Spinning Pizza Chains and the Minimum Wage



“Capitalism breathes through those loopholes.”  

From a Jan. 9 report by Geoff Herbert of Syracuse.com:
Last year, there were more than 40 Mark’s Pizzeria locations in Upstate New York. Today, there are exactly 29—a number aimed at avoiding the higher minimum wage.
The Auburn Citizen reports the Mark’s Pizzeria in Skaneateles quietly changed its name to Mike’s Pizzeria last month. Technically, it’s a new business, but Mike Harvard and Jamie Schneider are still slinging pizzas in the same location they’ve co-owned since 2003.
Harvard told the publication that they reached a mutual agreement with Mark’s Pizzeria Inc. to re-open as a separate business because of the state’s rising minimum wage requirements.
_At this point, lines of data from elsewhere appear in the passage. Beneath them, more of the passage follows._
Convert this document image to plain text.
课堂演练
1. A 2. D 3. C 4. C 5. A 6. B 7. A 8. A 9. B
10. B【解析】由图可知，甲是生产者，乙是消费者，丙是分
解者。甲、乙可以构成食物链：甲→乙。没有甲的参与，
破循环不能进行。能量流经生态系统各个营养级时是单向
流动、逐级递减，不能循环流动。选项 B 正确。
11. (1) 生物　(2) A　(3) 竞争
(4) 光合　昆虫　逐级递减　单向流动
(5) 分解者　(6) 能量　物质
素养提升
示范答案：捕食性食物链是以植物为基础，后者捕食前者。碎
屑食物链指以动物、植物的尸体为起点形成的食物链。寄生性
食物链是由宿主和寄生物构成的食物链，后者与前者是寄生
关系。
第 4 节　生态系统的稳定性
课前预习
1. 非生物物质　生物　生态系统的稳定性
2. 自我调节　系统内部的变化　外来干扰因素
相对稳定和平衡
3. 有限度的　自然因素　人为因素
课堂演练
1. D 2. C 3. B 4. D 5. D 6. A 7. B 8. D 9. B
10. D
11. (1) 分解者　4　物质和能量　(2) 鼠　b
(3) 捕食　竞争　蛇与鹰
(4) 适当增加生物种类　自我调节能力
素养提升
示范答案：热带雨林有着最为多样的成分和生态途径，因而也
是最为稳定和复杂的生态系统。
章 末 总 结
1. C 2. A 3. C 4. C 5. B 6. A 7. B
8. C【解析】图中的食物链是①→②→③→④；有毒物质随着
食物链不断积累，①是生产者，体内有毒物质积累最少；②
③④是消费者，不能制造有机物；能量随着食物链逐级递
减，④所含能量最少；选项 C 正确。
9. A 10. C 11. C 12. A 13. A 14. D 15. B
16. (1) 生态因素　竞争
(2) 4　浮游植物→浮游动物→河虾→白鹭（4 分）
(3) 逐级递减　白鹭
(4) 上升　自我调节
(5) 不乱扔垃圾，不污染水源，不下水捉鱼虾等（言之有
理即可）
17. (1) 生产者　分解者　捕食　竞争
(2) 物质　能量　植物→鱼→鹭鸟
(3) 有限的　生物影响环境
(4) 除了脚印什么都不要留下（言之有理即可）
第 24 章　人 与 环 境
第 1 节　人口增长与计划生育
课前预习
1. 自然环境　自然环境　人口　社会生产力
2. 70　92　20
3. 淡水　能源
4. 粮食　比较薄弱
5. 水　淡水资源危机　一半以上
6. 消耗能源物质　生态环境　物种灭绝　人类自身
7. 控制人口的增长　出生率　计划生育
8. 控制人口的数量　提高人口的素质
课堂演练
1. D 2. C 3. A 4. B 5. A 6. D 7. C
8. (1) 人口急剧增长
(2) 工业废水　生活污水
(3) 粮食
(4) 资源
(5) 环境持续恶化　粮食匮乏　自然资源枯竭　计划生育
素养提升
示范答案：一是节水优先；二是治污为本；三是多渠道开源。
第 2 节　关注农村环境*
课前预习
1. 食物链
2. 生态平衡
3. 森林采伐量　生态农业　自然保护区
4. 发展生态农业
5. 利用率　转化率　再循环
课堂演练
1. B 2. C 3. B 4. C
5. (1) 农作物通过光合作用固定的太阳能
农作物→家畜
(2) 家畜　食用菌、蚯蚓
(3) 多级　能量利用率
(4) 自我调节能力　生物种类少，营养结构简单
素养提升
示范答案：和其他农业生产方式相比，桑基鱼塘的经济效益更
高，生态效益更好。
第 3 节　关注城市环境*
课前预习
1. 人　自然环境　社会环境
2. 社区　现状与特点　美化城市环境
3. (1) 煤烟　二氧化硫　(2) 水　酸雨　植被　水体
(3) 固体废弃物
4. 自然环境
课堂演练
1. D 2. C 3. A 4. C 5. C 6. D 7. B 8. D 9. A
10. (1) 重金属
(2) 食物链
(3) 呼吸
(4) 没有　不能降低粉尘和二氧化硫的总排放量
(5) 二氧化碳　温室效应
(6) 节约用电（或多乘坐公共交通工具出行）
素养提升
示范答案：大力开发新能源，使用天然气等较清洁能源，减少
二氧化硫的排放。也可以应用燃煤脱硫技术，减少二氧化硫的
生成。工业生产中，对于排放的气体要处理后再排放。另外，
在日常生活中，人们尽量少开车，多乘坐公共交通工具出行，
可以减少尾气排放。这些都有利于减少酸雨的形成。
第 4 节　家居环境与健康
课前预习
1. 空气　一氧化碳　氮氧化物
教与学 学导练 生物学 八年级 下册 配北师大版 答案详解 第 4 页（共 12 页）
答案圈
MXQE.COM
Fast food establishments, defined by the Department of Labor as a chain with 30 or more locations, must pay workers at least $15 an hour by the end of the year in New York City and by 2021 in the rest of the state.
Fast food wages in New York went up $1 to $11.75 on Dec. 31, but Mark’s is avoiding that hike because it now has just 29 locations—one less than the number that would define them as a fast food chain. . . .
Another Mark’s Pizzeria in Central New York closed last month and quickly re-opened with a new name. Mike Haynes, a 21-year veteran at Mark’s, opened up his own pizza shop—Uncle Mike’s Hometown Pizza—in a former Mark’s site in Camillus on Milton Avenue.